— Non, pas comme un piquet, déambuler normalement !
Pour ce premier jour, elle voulut m'apprendre à me maintenir correctement. L'échine raide, je devais arpenter le passage en regardant devant moi sans jamais baisser le nez. Je devais paraitre sure de moi en toute circonstances, car c'était en cela que se révélerait mon charme. Tout cette comédie était si malaisante pour moi. Le sang cognait contre mon crâne. Je n'avais pas pour habitude de revêtir des masques, faire semblant, mais je devais m'y accoutumer. La cour était, selon les dires d'Augustine : « un balai de simulacres et de tromperies. »
Je m'arrêtai une fois en face de son grand miroir ovale contigu à sa coiffeuse, puis pivotai vers elle. Elle était assise sur son sofa et s'éventait lassement.
— Bon, sans doute le fait de revêtir mes apparats, vous donnerait de la prestance.
Elle se leva puis se dirigea vers la salle voisine. L'air qu'elle déplaça dans ses mouvements répandit un parfum de rose.
— Orthense ? Venez ici, appela-t-elle.
Sa dame de compagnie entra et me détailla en arquant un sourcil. Je baissai le regard sur ma robe en laine couleur vert d'eau. Je devinai ce qu'elles allaient faire de moi et un nœud se forgea dans mon estomac.
Derrière un paravent, la dame retira mes habits. Elle me fit revêtir un jupon par-dessus ma chemise courte puis, elle ajusta un corset autour de ma poitrine et commença à nouer les lacets. Mes poumons s'enfoncèrent. Mon souffle se coupa.
— Assez ! Je ne pourrais pas respirer ! geignis-je.
— Allons madame, j'ai à peine commencé à serrer.
Je plissai douloureusement les paupières. Je n'avais pas commencé ma mission que j'allais déjà mourir d'hypoxie. Comment allais-je réussir à passer la soirée avec cet engin de torture ? Comment faisaient toutes ces femmes ?! L'habitude, sans aucun doute. Je comprenais désormais pourquoi la mode exigeait que l'on se poudre le visage : pour masquer le teint écarlate causé par l'étouffement !
Elle noua un panier à ma taille, puis me fit enfiler la robe. Elle resserra les liens dans mon dos. Je grimaçai. Elle ficela un fichu autour de ma poitrine puis mes bras enfilèrent un justaucorps qu'elle agrafa à mon buste. De la soie rose de mes manches, s'évasait de la dentelle finement brodée.
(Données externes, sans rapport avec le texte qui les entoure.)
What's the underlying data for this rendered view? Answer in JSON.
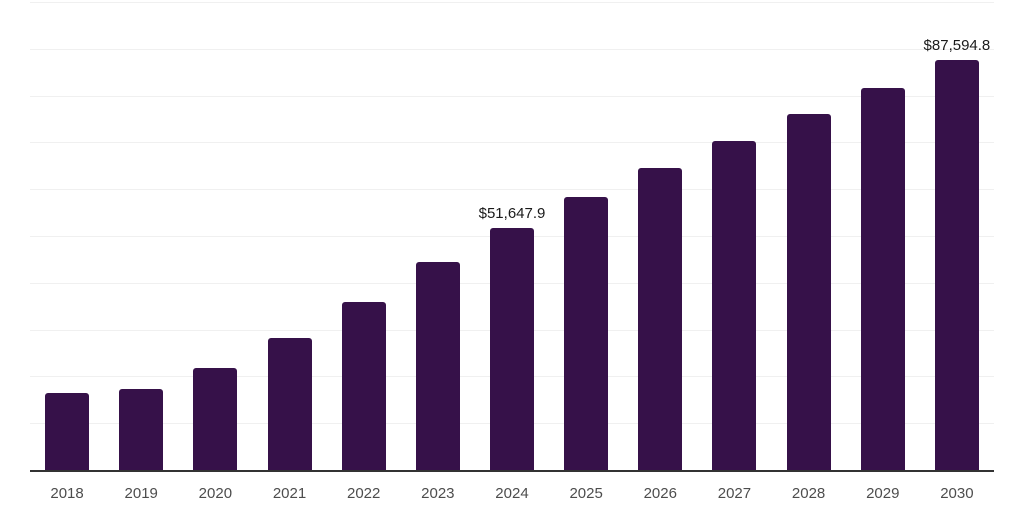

Elle m'indiqua ensuite de venir m'assoir sur le tabouret près de la coiffeuse. Je me déplaçai avec l'impression de ressembler à une baleine ankylosée. Elle libéra mes cheveux blonds de toutes les barrettes que j'y avais fixées, et s'attela à concevoir une coiffure simple mais sophistiquée. Je contemplai mon reflet et ne pus empêcher mes lèvres de former un sourire.
Mes cheveux ressemblaient à ceux d'Augustine ainsi peignés sur le côté. Je pouvais à peine respirer, l'osier du corset me rentrait dans la chair mais le résultat était incroyable. Je ressemblais à une femme du beau monde !
Je me relevai du tabouret et me déplaçai vers le petit salon où patientait Augustine. Dès qu'elle me vit, la mâchoire de cette dernière sembla se décrocher.
— Cette robe vous sciez à merveille ! s'exclama-t-elle. La couleur rose fait ressortir le bleu de vos yeux.
Je rougis. Je fis mine de rien en époussetant la soie de couleur unie.
— Pourvue que je n'attire point trop l'attention sur moi.
— Cela risque d'être difficile, ma cousine. Quoique les belles femmes ne manquent guère à la cour. D'ordinaire pour déambuler dans Versailles, il vous faut revêtir des gants et un chapeau, l'étiquette en matière de tenue est assez stricte, mais pour un bal masqué, c'est un peu plus libre.

VOUS LISEZ
Le secret du lys
Roman d'amour1742, Chaville. Depuis la mort de son père, Athénaïs est vouée aux caprices d'une mère dépensière et narcissique. Éprise de liberté et de justice, elle trouve refuge dans la littérature et la philosophie. Cependant, les dettes du foyer se creuse...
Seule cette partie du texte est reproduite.